The price cut as announced by the electric car maker, founded and headed by billionaire CEO Elon Muck, would be in the rage of 12 per cent to 26 per cent. The company said that the aim of this pricing strategy is to make the models more affordable for the consumers of a market where the so called new energy car market is growing very fast.
 
This strategy of Tesla has been taken over and above the impact of the escalating trade war between the two largest economies of the world which has witnessed tariffs and counter tariffs being imposed on each others’ products worth billions of dollars by both the countries.  Chinese import tariffs on US goods include those in the automobile segment which has hit Tesla because it imports all of the cars that it sells in the Chinese market from the US.
 
"We are absorbing a significant part of the tariff to help make our cars more affordable for customers in China," Tesla said in a statement sent to the media.
 
This new pricing strategy exclusively from the Chinese market is a diametric shift in its strategy which saw the company raising prices of its cars in July and was amongst the very first companies to do so in the wake of the anticipated hit because of the tariffs.

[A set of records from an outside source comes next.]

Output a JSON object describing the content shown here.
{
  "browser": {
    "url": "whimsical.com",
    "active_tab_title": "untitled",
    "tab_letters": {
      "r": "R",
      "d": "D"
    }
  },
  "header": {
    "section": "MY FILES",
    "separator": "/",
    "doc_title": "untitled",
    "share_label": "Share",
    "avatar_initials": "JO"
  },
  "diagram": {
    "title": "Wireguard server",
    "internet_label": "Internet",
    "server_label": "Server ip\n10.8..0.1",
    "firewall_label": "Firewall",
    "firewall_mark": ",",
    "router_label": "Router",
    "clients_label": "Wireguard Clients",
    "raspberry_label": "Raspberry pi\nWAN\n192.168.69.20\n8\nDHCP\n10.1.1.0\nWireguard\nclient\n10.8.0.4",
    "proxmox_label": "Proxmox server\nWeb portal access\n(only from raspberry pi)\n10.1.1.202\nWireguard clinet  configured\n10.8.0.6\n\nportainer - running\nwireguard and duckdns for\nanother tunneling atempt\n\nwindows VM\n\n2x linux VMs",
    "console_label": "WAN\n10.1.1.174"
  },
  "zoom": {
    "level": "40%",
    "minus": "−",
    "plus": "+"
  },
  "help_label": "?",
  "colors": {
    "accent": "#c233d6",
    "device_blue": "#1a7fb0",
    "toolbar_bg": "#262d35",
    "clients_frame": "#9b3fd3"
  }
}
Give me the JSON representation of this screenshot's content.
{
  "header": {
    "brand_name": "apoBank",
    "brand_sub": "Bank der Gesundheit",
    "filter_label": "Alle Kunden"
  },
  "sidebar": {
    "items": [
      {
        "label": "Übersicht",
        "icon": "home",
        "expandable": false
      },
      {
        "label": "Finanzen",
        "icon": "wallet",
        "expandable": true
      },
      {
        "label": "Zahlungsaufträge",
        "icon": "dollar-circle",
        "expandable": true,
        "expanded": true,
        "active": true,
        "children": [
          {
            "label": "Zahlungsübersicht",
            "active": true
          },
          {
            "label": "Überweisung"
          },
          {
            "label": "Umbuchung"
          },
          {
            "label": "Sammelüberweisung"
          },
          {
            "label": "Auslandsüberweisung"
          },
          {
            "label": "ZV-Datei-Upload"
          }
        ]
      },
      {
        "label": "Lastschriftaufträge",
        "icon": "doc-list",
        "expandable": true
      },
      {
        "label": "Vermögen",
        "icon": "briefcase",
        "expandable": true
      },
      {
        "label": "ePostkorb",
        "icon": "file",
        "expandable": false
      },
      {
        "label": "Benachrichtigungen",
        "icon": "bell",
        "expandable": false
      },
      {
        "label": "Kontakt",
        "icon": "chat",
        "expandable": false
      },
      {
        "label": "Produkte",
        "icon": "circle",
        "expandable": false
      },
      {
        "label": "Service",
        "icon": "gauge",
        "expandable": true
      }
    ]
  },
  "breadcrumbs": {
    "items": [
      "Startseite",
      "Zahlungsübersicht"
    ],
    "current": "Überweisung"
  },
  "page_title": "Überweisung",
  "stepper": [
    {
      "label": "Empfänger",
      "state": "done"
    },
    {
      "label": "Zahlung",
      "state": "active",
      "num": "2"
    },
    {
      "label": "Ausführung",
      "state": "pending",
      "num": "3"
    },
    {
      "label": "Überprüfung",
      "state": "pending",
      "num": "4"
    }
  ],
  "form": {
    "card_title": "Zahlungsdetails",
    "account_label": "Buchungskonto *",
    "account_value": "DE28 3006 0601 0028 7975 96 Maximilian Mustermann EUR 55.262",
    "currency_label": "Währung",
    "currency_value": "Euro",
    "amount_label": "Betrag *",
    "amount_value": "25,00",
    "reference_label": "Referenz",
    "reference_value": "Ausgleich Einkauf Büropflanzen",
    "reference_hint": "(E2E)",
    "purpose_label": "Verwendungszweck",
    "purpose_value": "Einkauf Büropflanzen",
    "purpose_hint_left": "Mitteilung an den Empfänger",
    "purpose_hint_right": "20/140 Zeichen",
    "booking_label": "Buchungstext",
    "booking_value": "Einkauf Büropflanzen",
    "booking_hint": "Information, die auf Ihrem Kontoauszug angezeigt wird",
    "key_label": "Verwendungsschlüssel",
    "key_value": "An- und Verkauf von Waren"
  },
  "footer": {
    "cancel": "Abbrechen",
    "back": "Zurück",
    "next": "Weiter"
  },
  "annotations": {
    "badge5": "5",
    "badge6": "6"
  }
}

A price hike of about 20 per cent was announced back then by Tesla for its Model X and S cars.
 
The new tariff regimen was making it very difficult for Tesla to sell cars in China because of the increased prices for consumers, the company had warned last month, and had added that this situation was forcing it to hasten the pace of investments in its new and first overseas Gigafactory which is coming up in Shanghai, China. Once the production and assembly unit in China is up and running, Tesla would be able to avoid the impacts of the trade war with China and the increased tariffs. The property was acquired by Tesla recently.
 
Chinese consumers, who wanted to book the new Model 3 car as announced by Tesla recently when it launched the online booking, said that the same model would not have a starting price of 540,000 yuan ($77,928.83) for a dual motor all-wheel drive version, its performance version  would come at a starting price of 595,000 yuan.